None of these possibilities scare me TOO much. I recognize the value of having a camera at a school playground for security reasons, I guess. I don't know much about the legalities of it all.

The ad banners appearing before the cam seems ethically inappropriate. But they probably aren't illegal. Businesses have been sponsoring publicly-funded activities in echange for a little ad-placement for ever. This aint that different.
posted by sixfoot6 at 11:57 AM on March 26, 2001


cornbread mentioned earlier that this webcam bothers him because someone is profiting off the incarceration of others.

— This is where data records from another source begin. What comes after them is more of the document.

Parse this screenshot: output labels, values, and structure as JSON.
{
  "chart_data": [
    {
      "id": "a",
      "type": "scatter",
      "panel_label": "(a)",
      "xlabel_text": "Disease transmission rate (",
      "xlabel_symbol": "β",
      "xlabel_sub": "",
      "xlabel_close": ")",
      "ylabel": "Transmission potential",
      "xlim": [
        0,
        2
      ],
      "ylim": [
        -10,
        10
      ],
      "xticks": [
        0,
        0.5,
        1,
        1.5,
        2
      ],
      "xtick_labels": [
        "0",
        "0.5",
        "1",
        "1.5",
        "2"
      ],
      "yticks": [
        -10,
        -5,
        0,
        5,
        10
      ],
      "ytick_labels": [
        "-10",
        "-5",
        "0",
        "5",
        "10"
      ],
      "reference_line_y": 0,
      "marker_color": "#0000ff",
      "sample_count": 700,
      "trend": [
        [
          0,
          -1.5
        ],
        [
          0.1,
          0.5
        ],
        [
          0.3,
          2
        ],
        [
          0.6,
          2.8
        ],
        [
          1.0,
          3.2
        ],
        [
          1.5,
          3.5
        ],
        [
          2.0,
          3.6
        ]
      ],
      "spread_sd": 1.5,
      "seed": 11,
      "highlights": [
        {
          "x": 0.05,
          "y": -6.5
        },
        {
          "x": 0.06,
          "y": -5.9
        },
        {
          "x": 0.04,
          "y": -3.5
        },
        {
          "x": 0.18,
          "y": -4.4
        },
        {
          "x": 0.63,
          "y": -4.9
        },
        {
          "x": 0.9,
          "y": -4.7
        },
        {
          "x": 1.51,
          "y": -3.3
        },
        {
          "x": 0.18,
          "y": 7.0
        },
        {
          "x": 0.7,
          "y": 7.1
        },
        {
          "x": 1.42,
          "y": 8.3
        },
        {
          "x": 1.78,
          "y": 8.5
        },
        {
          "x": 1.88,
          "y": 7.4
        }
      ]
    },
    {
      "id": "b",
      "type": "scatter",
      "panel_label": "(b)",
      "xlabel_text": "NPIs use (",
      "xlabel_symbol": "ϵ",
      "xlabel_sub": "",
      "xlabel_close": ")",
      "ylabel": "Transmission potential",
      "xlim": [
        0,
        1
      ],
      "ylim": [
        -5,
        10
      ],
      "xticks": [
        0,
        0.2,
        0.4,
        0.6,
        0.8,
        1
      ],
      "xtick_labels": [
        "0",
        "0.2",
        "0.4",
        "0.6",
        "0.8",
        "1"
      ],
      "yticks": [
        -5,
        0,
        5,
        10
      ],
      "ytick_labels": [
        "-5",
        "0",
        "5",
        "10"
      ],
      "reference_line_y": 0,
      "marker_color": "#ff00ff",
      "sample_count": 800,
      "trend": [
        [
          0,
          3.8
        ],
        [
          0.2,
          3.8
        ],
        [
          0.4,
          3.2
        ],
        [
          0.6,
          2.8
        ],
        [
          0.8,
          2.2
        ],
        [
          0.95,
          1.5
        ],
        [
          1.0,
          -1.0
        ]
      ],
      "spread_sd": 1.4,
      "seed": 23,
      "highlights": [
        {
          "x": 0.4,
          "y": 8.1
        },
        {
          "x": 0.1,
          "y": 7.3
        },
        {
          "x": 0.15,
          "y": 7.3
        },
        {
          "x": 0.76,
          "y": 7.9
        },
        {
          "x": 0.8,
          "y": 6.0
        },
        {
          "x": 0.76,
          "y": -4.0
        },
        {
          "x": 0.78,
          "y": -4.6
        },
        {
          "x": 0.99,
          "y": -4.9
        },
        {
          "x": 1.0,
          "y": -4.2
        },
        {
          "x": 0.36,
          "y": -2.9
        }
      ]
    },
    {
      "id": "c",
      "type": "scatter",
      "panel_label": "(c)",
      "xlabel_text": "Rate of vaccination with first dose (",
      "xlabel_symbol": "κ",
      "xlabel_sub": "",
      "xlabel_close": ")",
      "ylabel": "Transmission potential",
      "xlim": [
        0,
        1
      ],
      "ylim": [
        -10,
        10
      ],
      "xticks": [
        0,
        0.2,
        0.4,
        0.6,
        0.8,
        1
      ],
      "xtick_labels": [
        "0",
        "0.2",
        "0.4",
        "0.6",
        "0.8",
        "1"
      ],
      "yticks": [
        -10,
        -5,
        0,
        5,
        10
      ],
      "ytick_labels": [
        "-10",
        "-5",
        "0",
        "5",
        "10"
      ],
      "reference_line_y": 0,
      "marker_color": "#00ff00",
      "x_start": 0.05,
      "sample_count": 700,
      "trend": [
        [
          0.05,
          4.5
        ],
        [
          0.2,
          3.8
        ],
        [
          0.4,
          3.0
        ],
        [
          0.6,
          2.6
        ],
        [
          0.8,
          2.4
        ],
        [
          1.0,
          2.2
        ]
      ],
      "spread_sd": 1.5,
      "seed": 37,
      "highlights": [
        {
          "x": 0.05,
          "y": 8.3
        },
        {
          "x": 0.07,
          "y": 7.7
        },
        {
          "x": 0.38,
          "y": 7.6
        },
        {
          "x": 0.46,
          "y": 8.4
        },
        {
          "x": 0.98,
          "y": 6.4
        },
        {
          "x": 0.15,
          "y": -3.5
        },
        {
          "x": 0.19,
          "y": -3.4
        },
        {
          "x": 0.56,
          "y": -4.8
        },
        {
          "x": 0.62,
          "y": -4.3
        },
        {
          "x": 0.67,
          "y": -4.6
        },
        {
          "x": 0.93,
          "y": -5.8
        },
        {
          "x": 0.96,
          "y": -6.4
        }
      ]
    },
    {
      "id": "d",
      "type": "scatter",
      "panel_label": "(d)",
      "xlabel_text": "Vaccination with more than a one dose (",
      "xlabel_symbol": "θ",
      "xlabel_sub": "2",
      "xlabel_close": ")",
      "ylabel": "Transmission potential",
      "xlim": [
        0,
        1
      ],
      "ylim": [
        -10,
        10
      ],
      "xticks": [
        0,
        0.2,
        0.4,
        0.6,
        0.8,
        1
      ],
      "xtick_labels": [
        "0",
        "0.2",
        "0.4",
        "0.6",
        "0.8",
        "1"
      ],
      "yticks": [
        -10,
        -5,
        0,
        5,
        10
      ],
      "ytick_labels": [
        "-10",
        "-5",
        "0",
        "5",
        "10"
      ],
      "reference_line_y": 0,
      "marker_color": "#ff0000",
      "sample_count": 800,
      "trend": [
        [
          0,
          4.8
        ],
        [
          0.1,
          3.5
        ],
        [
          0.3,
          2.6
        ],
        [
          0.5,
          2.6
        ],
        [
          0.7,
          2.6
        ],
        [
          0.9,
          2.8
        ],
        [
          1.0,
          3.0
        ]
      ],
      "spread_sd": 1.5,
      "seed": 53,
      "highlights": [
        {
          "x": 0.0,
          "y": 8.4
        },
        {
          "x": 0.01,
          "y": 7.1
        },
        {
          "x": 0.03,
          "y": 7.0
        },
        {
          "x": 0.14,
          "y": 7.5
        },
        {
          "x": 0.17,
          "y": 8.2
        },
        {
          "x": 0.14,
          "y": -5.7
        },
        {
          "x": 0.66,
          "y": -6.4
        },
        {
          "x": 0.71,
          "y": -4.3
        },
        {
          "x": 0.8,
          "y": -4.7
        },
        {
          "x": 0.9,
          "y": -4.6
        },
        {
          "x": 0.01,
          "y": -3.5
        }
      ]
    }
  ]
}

hate to break it to you, but prisons are big business. that's the meaning of the prison system these days. that's why they call it a prison industrial complex.
posted by palegirl at 12:53 PM on March 26, 2001


Prisons are wired full of cameras anyway. It's not like this webcam increases the surveillance load on the inmates even a trifle: it just allows us to see what "the authorities" have been seeing for years. Far better this way, I think - if we're going to be a surveillance society, let's be an open surveillance society. If they can see it, I want to see it, and that way we're even.

I'd rather no cameras at all, but that particular Pandora's box has been open a bit too long already.

-Mars
posted by Mars Saxman at 2:18 PM on March 26, 2001


Mathowie said: The cams aren't in prison, they're in a jail. You can look at a holding cell and the various processing rooms at the police station.

I think this has been a constant theme with the internet -- the ease of getting information and whether that's good or bad. I think some organizations should be resistant to providing easy access. Yes, we could go down to our local jail (though I don't imagine that we'd be allowed to loiter for long) but it's not easy. This is easy. Should it be?
posted by amanda at 5:02 PM on March 26, 2001


Next on tonight's news -- recent bankruptcies and tax seizures.

Prisons are already big business. What bothers us here, with the camera, is that we are given not only access but the choice and responsibility of confronting ourselves with that reality.
posted by dhartung at 6:04 PM on March 26, 2001


Dhartung: are you suggesting that many of us who disaprove of the cameras feel that way because we're afraid to see what happens inside a jail? I don't think I agree.
posted by sixfoot6 at 6:13 PM on March 26, 2001


I would very much like to see an 'amiguiltyornot.com' version of this, where you get to send people away for lengthy and arbitrary amounts of time. "Bottom left! You've just got six years!"